Despite these assurances from the pastor, angry opposition to the workshop grew. The opposition was largely fueled with the help of mainstream media. The Detroit Metro Times publicized a public protest outside the church.
Schossau pointed out the “hypocrisy” of the LGBT movement in a YouTube video.
“We find it incredibly odd that a community that has been so vocal about tolerance, about understanding someone else’s perspective, about freedom, about choice – a community that has been so pro-choice, is seemingly very anti-choice when it comes to sexuality,” he said.
“It is pure hypocrisy in the gay community for folks to think that you can have a choice to move from heterosexuality into homosexuality, but not homosexuality into heterosexuality,” the pastor said.
“If they move toward the gay community, it is celebrated,” he noted. “Why is it wrong for somebody…struggling and hurting…to call us, and if they move toward heterosexuality, we celebrate that?
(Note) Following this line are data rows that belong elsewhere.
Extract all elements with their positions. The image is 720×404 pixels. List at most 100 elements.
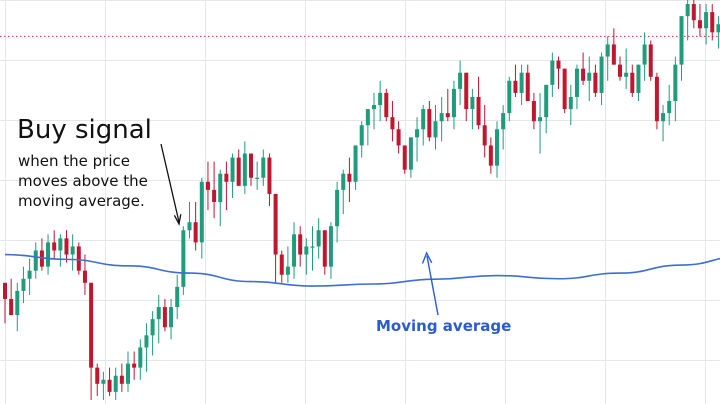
candle-body: [15, 290, 20, 316]
candle: [255, 161, 260, 190]
candle-body: [119, 375, 124, 384]
candle: [292, 222, 297, 279]
candle: [212, 161, 217, 219]
moving-average-arrowhead: [421, 251, 433, 264]
candle-body: [495, 129, 499, 166]
candle: [421, 105, 426, 146]
candle: [298, 226, 303, 267]
candle-body: [519, 72, 524, 93]
candles: [3, 0, 720, 400]
candle: [550, 52, 555, 97]
candle-body: [144, 335, 149, 348]
candle-body: [661, 113, 666, 122]
candle: [169, 298, 174, 340]
candle-body: [568, 96, 573, 110]
candle-body: [445, 113, 450, 118]
moving-average-label: Moving average: [376, 317, 511, 335]
candle-body: [513, 80, 518, 93]
candle-body: [704, 12, 709, 29]
candle: [347, 157, 352, 202]
candle-body: [562, 68, 567, 110]
candle: [341, 169, 346, 215]
candle-body: [46, 242, 51, 267]
candle: [9, 278, 14, 316]
candle-body: [581, 68, 586, 81]
candle-body: [470, 96, 475, 110]
candle-body: [464, 72, 469, 110]
candle-body: [113, 375, 118, 392]
candle: [187, 202, 192, 239]
candle-body: [421, 109, 426, 130]
candle-body: [285, 266, 290, 275]
candle: [144, 323, 149, 372]
candle: [175, 274, 180, 320]
candle: [279, 250, 284, 283]
candle: [249, 153, 253, 186]
candle: [181, 226, 186, 295]
candle-body: [365, 109, 370, 126]
buy-signal-title: Buy signal: [17, 115, 152, 145]
moving-average-line: [4, 253, 720, 287]
candle-body: [667, 101, 672, 114]
candle: [15, 282, 20, 332]
candle: [378, 80, 383, 122]
candle-body: [611, 44, 616, 65]
candle: [433, 105, 438, 150]
candle-body: [482, 125, 487, 146]
candle-body: [353, 145, 358, 182]
candle-body: [451, 88, 456, 118]
candle: [415, 117, 420, 162]
candle: [58, 234, 63, 267]
candle: [458, 60, 463, 106]
candle: [267, 153, 272, 207]
candle: [667, 84, 672, 126]
buy-signal-arrowhead: [173, 214, 182, 226]
candle: [224, 161, 229, 211]
candle: [599, 52, 604, 106]
candle: [218, 169, 223, 227]
candle-body: [556, 60, 561, 69]
candle: [95, 363, 100, 396]
candle-body: [193, 222, 198, 243]
candle: [519, 64, 524, 106]
buy-signal-line-2: moves above the: [18, 172, 148, 190]
candle-body: [52, 242, 57, 251]
candle-body: [255, 177, 260, 179]
candle-body: [550, 60, 555, 85]
candle: [562, 68, 567, 114]
candle: [372, 92, 376, 130]
candle-body: [169, 307, 174, 328]
candle: [76, 242, 81, 275]
candle: [89, 282, 94, 400]
candle-body: [642, 44, 647, 65]
candle: [525, 64, 530, 101]
candle: [126, 351, 130, 392]
candle: [316, 218, 321, 259]
candle: [27, 258, 32, 295]
candle-body: [347, 173, 352, 182]
candle: [624, 48, 629, 89]
candle: [470, 88, 475, 130]
candle-body: [408, 137, 413, 170]
candle: [685, 0, 690, 41]
candle: [322, 230, 327, 275]
candle: [654, 72, 659, 130]
candle-body: [150, 319, 155, 336]
candle-body: [402, 145, 407, 170]
moving-average-arrow: [426, 255, 439, 316]
candle: [119, 363, 124, 392]
candle: [261, 149, 266, 186]
candle: [304, 238, 309, 275]
buy-signal-line-3: moving average.: [18, 192, 145, 210]
candle: [673, 56, 678, 122]
candle: [285, 246, 290, 283]
candle: [236, 149, 241, 186]
candle-body: [58, 238, 63, 251]
candle: [3, 282, 7, 324]
candle-body: [126, 363, 130, 384]
candle-body: [328, 226, 333, 267]
candle: [310, 226, 315, 271]
candle: [636, 64, 641, 101]
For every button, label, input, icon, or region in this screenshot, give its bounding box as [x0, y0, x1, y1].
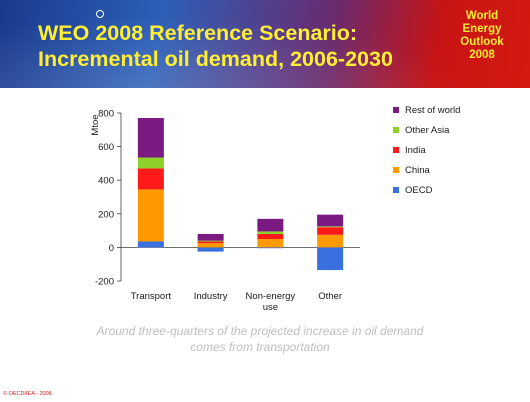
x-category-label: Transport [131, 291, 172, 302]
title-banner [0, 0, 530, 88]
iea-logo-icon [96, 10, 104, 18]
caption-line-2: comes from transportation [190, 340, 330, 354]
x-category-label: Non-energy [246, 291, 296, 302]
bar-segment [317, 227, 344, 235]
weo-logo-line-outlook: Outlook [460, 36, 504, 48]
bar-segment [197, 243, 224, 248]
bar-segment [197, 240, 224, 242]
slide-title: WEO 2008 Reference Scenario: Incremental… [38, 20, 393, 72]
y-tick-label: 400 [98, 176, 114, 187]
legend-label: Other Asia [405, 125, 450, 136]
x-category-label: Industry [194, 291, 228, 302]
y-axis-title: Mtoe [90, 114, 101, 135]
legend-swatch [393, 107, 399, 113]
title-line-2: Incremental oil demand, 2006-2030 [38, 47, 393, 71]
bar-segment [257, 231, 284, 234]
legend-label: India [405, 145, 426, 156]
bar-segment [317, 247, 344, 271]
legend-label: OECD [405, 185, 433, 196]
weo-logo-line-energy: Energy [462, 23, 502, 35]
y-tick-label: 600 [98, 142, 114, 153]
chart-caption: Around three-quarters of the projected i… [30, 323, 490, 355]
banner-shading [0, 0, 530, 88]
bar-segment [257, 233, 284, 239]
legend-swatch [393, 167, 399, 173]
legend-swatch [393, 187, 399, 193]
bar-segment [197, 247, 224, 252]
bar-segment [257, 239, 284, 248]
x-category-label: Other [318, 291, 342, 302]
bar-segment [137, 168, 164, 190]
bar-segment [137, 118, 164, 158]
y-tick-label: 0 [109, 243, 114, 254]
bar-segment [197, 241, 224, 244]
title-line-1: WEO 2008 Reference Scenario: [38, 21, 358, 45]
bar-segment [137, 157, 164, 169]
y-tick-label: 800 [98, 109, 114, 120]
y-tick-label: 200 [98, 209, 114, 220]
bar-segment [317, 226, 344, 228]
bar-segment [137, 189, 164, 242]
bar-segment [197, 233, 224, 241]
weo-logo-text: World Energy Outlook 2008 [440, 10, 524, 62]
bar-segment [317, 234, 344, 248]
weo-logo-line-world: World [465, 10, 499, 22]
copyright-footer: © OECD/IEA - 2008 [3, 391, 52, 397]
caption-line-1: Around three-quarters of the projected i… [96, 324, 424, 338]
y-tick-label: -200 [95, 277, 114, 288]
bar-segment [317, 214, 344, 227]
x-category-label: use [263, 302, 278, 313]
bar-segment [257, 218, 284, 232]
bar-segment [257, 247, 284, 249]
bar-segment [137, 241, 164, 248]
legend-swatch [393, 127, 399, 133]
weo-logo-line-year: 2008 [469, 49, 495, 61]
legend-label: China [405, 165, 431, 176]
legend-swatch [393, 147, 399, 153]
legend-label: Rest of world [405, 105, 460, 116]
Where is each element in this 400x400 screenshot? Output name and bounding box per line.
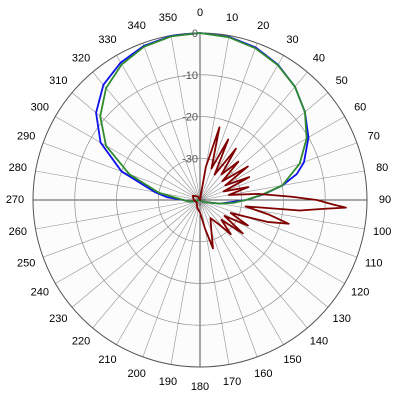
angle-label-310: 310 bbox=[49, 75, 67, 87]
angle-label-210: 210 bbox=[98, 354, 116, 366]
series-3-line bbox=[191, 126, 347, 250]
ring-minus10 bbox=[74, 74, 326, 326]
angle-label-160: 160 bbox=[254, 368, 272, 380]
angle-label-240: 240 bbox=[31, 287, 49, 299]
angle-label-140: 140 bbox=[310, 336, 328, 348]
angle-label-120: 120 bbox=[351, 287, 369, 299]
angle-label-10: 10 bbox=[226, 12, 238, 24]
angle-label-80: 80 bbox=[376, 162, 388, 174]
angle-label-340: 340 bbox=[128, 20, 146, 32]
angle-label-50: 50 bbox=[336, 75, 348, 87]
angle-label-180: 180 bbox=[191, 381, 209, 393]
angle-label-130: 130 bbox=[333, 313, 351, 325]
angle-labels: 0 10 20 30 40 50 60 70 80 90 100 110 120 130 140 150 160… bbox=[6, 7, 392, 393]
angle-label-170: 170 bbox=[223, 376, 241, 388]
angle-label-100: 100 bbox=[373, 226, 391, 238]
angle-label-250: 250 bbox=[17, 257, 35, 269]
angle-label-30: 30 bbox=[286, 34, 298, 46]
angle-label-290: 290 bbox=[17, 131, 35, 143]
angle-label-260: 260 bbox=[9, 226, 27, 238]
angle-label-270: 270 bbox=[6, 194, 24, 206]
radial-label-minus10: -10 bbox=[182, 70, 198, 82]
angle-label-320: 320 bbox=[72, 52, 90, 64]
angle-label-20: 20 bbox=[257, 20, 269, 32]
angle-label-220: 220 bbox=[72, 336, 90, 348]
angle-label-300: 300 bbox=[31, 102, 49, 114]
angle-label-150: 150 bbox=[283, 354, 301, 366]
angle-label-230: 230 bbox=[49, 313, 67, 325]
angle-label-190: 190 bbox=[159, 376, 177, 388]
series-2-line bbox=[99, 32, 308, 205]
angle-label-280: 280 bbox=[9, 162, 27, 174]
series-layer bbox=[95, 32, 347, 250]
angle-label-60: 60 bbox=[354, 102, 366, 114]
angle-label-200: 200 bbox=[128, 368, 146, 380]
angle-label-40: 40 bbox=[313, 52, 325, 64]
angle-label-350: 350 bbox=[159, 12, 177, 24]
angle-label-0: 0 bbox=[197, 7, 203, 19]
radial-label-minus20: -20 bbox=[182, 112, 198, 124]
angle-label-70: 70 bbox=[368, 131, 380, 143]
ring-minus20 bbox=[116, 116, 284, 284]
radial-label-0: 0 bbox=[192, 28, 198, 40]
angle-label-110: 110 bbox=[365, 257, 383, 269]
angle-label-90: 90 bbox=[379, 194, 391, 206]
radial-label-minus30: -30 bbox=[182, 153, 198, 165]
radial-labels: 0 -10 -20 -30 bbox=[182, 28, 198, 165]
angle-label-330: 330 bbox=[98, 34, 116, 46]
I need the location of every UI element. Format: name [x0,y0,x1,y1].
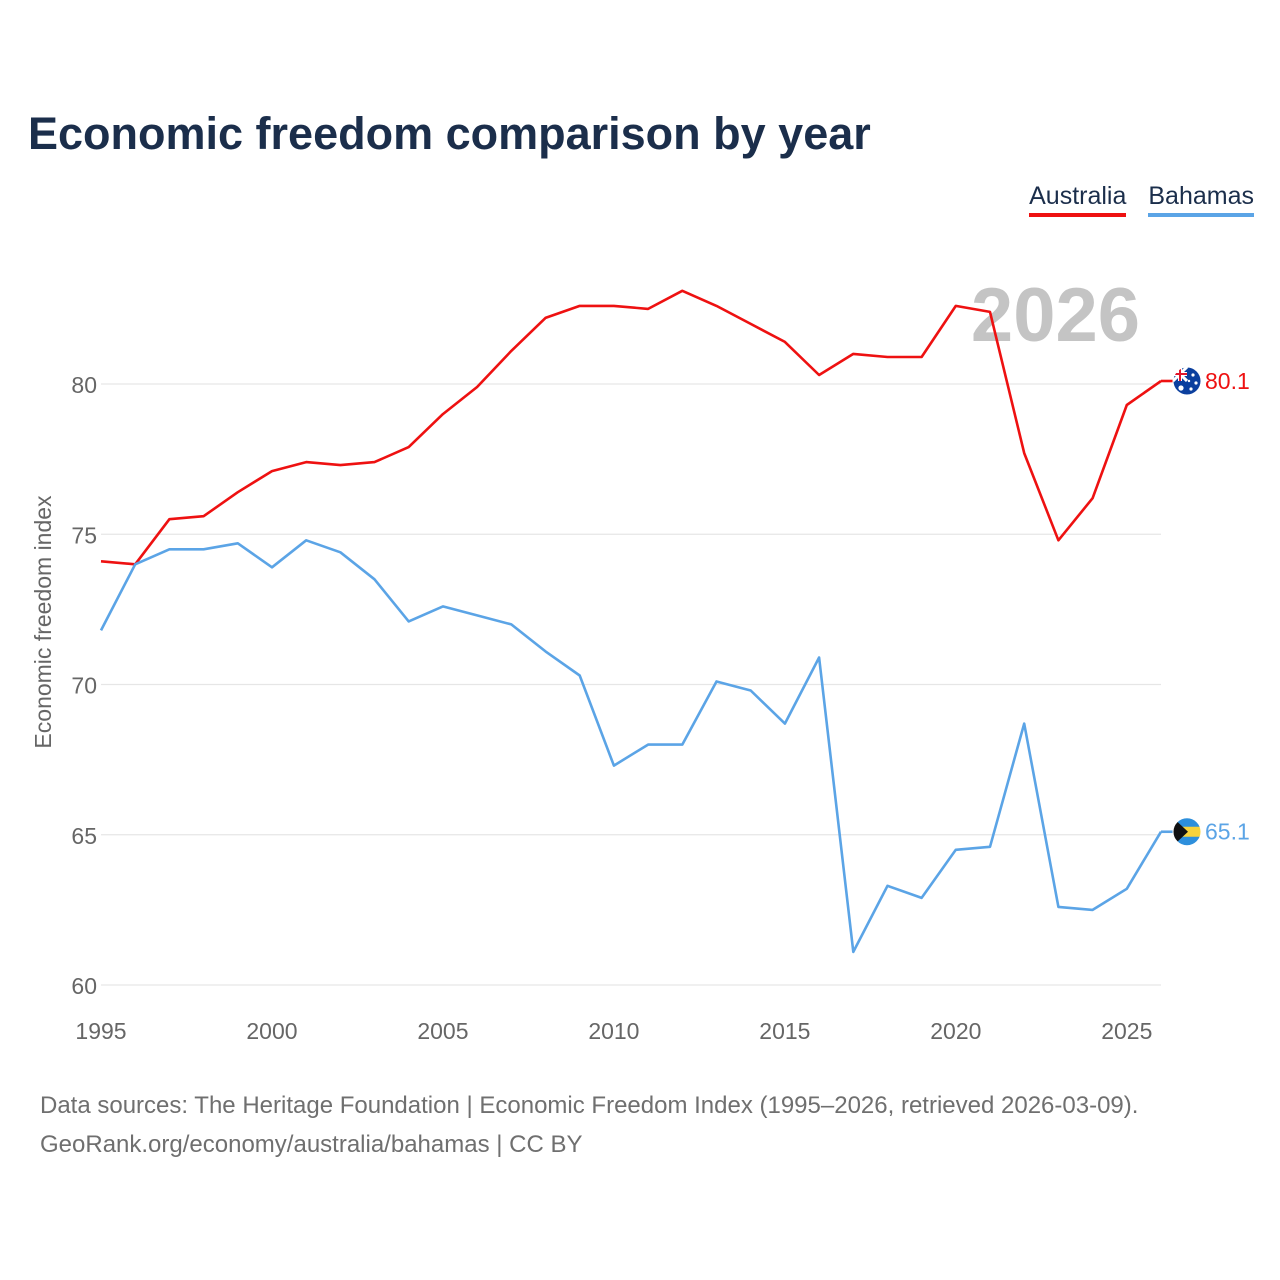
x-tick-label: 2020 [930,1018,981,1044]
y-tick-label: 75 [71,522,97,548]
source-line-1: Data sources: The Heritage Foundation | … [40,1092,1139,1119]
source-line-2: GeoRank.org/economy/australia/bahamas | … [40,1131,583,1158]
legend: Australia Bahamas [1029,182,1254,217]
bahamas-flag-icon [1172,817,1202,847]
y-tick-label: 65 [71,823,97,849]
y-tick-label: 80 [71,372,97,398]
line-chart: 60 65 70 75 80 1995 2000 2005 2010 2015 2020 2025 2… [30,273,1250,1044]
y-axis-label: Economic freedom index [30,495,56,749]
legend-item-australia[interactable]: Australia [1029,182,1127,217]
y-tick-label: 60 [71,973,97,999]
x-tick-label: 2025 [1101,1018,1152,1044]
australia-flag-icon [1172,366,1202,396]
chart-title: Economic freedom comparison by year [28,108,871,159]
x-tick-label: 2015 [759,1018,810,1044]
series-end-value-label: 65.1 [1205,819,1250,845]
source-note: Data sources: The Heritage Foundation | … [40,1086,1138,1164]
y-tick-label: 70 [71,673,97,699]
year-watermark: 2026 [971,273,1140,358]
x-tick-label: 1995 [75,1018,126,1044]
series-end-value-label: 80.1 [1205,368,1250,394]
x-tick-label: 2010 [588,1018,639,1044]
series-line-australia[interactable] [100,289,1162,566]
legend-item-bahamas[interactable]: Bahamas [1148,182,1254,217]
series-line-bahamas[interactable] [99,538,1163,954]
x-tick-label: 2000 [246,1018,297,1044]
x-tick-label: 2005 [417,1018,468,1044]
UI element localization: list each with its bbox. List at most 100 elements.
Why is that wrong? It is no different.”
The Family Research Council is defending Metro City Church. It started an online petition against state intimidation. The petition, addressed to Reps. Camilleri and Zemke, accuses them of “attack(ing) the free speech rights and free exercise of religion by a local church congregation, in direct violation of the First Amendment.”
“For you to dictate what a local church must teach regarding its theology is totalitarian in nature, and is at the heart of what the Establishment Clause of the First Amendment was meant to prevent,” the petition states.
Over 22,000 people have signed the petition.
California, Connecticut, Illinois Nevada, New Jersey, New Mexico, Oregon, Rhode Island, Vermont, and Washington, D.C., along with various metropolises such as Cincinnati, have made professional counseling of minors against unwanted same-sex attraction illegal.